What It Feels Like To Not Know A Relative
By Anli Butler // As Told to Peter Boeh
Waking up every day, going to school, talking to friends and then going home to my family seemed like it was normal. Everything seemed normal in my life and nothing was supposed to change. The family I live with and the people who I am told are my cousins, aunts and uncles are my relatives. I didn’t realize that I was different. I didn’t realize that in family pictures, I don’t look anything like my parents or brothers. I kept looking in the mirror and trying to figure out what is so different between me and the rest of my family. Then I started to notice what was so different.
First, I noticed that my skin color is completely darker than the rest of my family. Next, I saw how my eyes are shaped differently. I started to realize all of the things different about me and then I figured it out. I was adopted.

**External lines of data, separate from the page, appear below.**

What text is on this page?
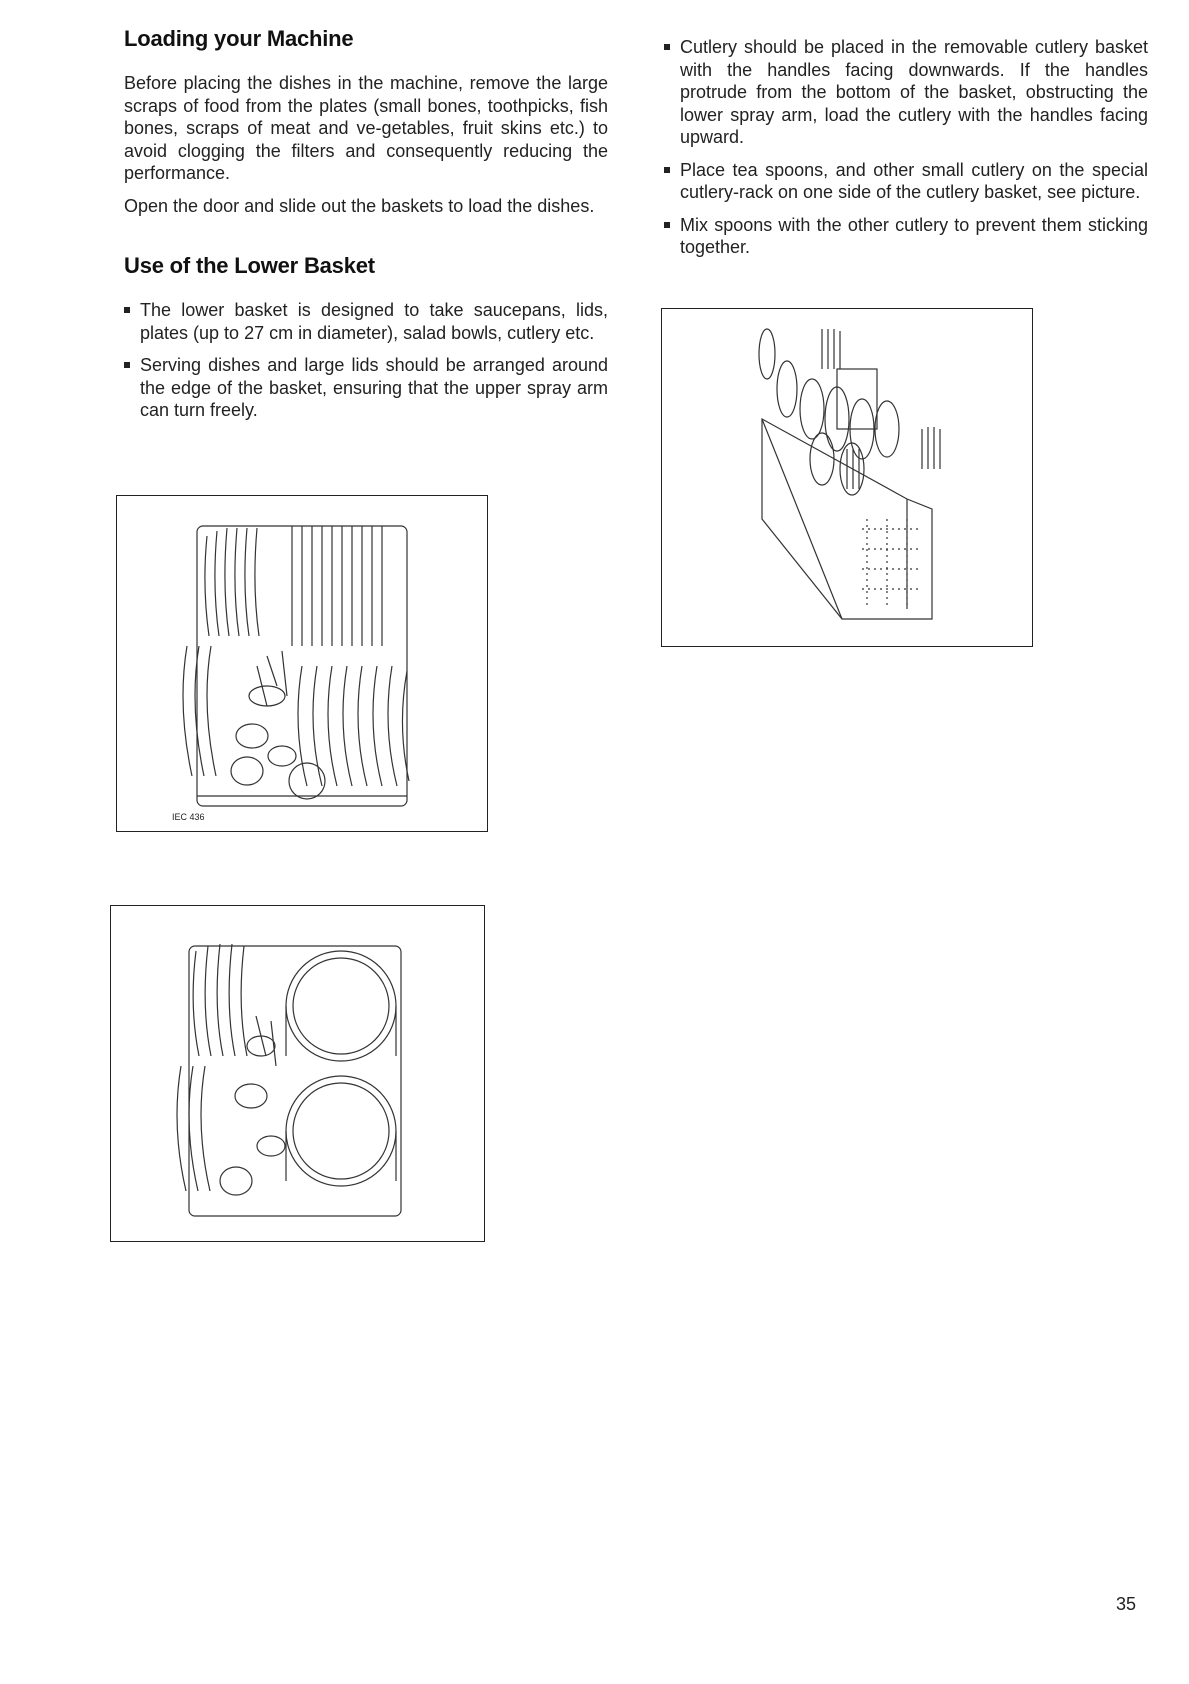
Loading your Machine

Before placing the dishes in the machine, remove the large scraps of food from the plates (small bones, toothpicks, fish bones, scraps of meat and ve-getables, fruit skins etc.) to avoid clogging the filters and consequently reducing the performance.

Open the door and slide out the baskets to load the dishes.

Use of the Lower Basket
The lower basket is designed to take saucepans, lids, plates (up to 27 cm in diameter), salad bowls, cutlery etc.
Serving dishes and large lids should be arranged around the edge of the basket, ensuring that the upper spray arm can turn freely.
Cutlery should be placed in the removable cutlery basket with the handles facing downwards. If the handles protrude from the bottom of the basket, obstructing the lower spray arm, load the cutlery with the handles facing upward.
Place tea spoons, and other small cutlery on the special cutlery-rack on one side of the cutlery basket, see picture.
Mix spoons with the other cutlery to prevent them sticking together.
IEC 436
35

It is hard to think that way at the age of six. It’s hard to think your whole life just got switched up, that what I thought was real was actually fake. I didn’t know how to react. I didn’t know how to talk to my parents about it. I didn’t know how to ask “who are my real parents” to the people who love me and take care of me. How was I supposed to just let this go? I had to ask them. I had to ask them because I needed to know the whole story so I could get closure.
I asked my parents where I came from and how this all happened. I am from China; the reason I was put up for adoption was because my blood parents either couldn’t afford me or they were teen parents. When I was adopted, I was two and the result of that, I have never been in contact with my real parents. I have never met any of the people who are supposed to be there for me to create memories with, to laugh with and to cry with. I will never get the opportunity to create the things that most people have with their family. I don’t know what is worse not being able to make those memories with the people that you are supposed to make them with, or to make those memories and then never see them again. The only thing is that the family that I have now is my real family because they are the ones that love me, care about me and the people that I make the memories I was suppose to make with other people. Blood doesn’t define who my family is. The people who are my family were complete strangers at one point and I didn’t know them. That is why blood doesn’t decide who is family. The blood that I was given was given by people that didn’t love me at all or at least not enough to keep me around.
I will never hear the story of how my parents met or how anyone in my family met. I will not know what my parents look like. I will not be told the memories of them taking me home from the hospital for the first time. I don’t get to hear the things that people really treasure in life. I don’t get to go back in my family tree and see all of the people that came before me. I don’t get to see which genes I got from my dad and which ones I got from my mom by just looking at them. I don’t even get to know my health possibilities. I don’t really get anything with my biological family that I was supposed to. But most of the things that they lacked, my family that I have now make up for all of that because I get to hear the stories of my family and look at their family tree. I get to see everything that came before them and I can understand our family history. I can’t see my history or even know about most of it, but that doesn’t change anything about the family that I have because the family that I have is all about love and not about blood. To me there is nothing special about blood because blood does not tell you who you love and who you don’t.
I understand that I am different, the only thing that poisons me is the fact that I will most likely never get to say a word to my biological family once and it’s not like I have a choice at all. I don’t have the choice because I don’t know anything about them. It is not like I can call them up and talk to them or even write a letter to them. I won’t ever get to see them, but this doesn’t affect my family that I have now because my family is already there for me to see and talk to me every day. The family that I have will always be there and will always love me. I will always remember the memories that I have created with them and I will remember the memories that will be made in the future. I would never want to exchange the family that I have now because that family is the best thing that I can get.
I will never know who my blood family is or what they are like, but that family would never be as good as the one I have. Creating new memories with them would never overwrite the memories I already have with my true family.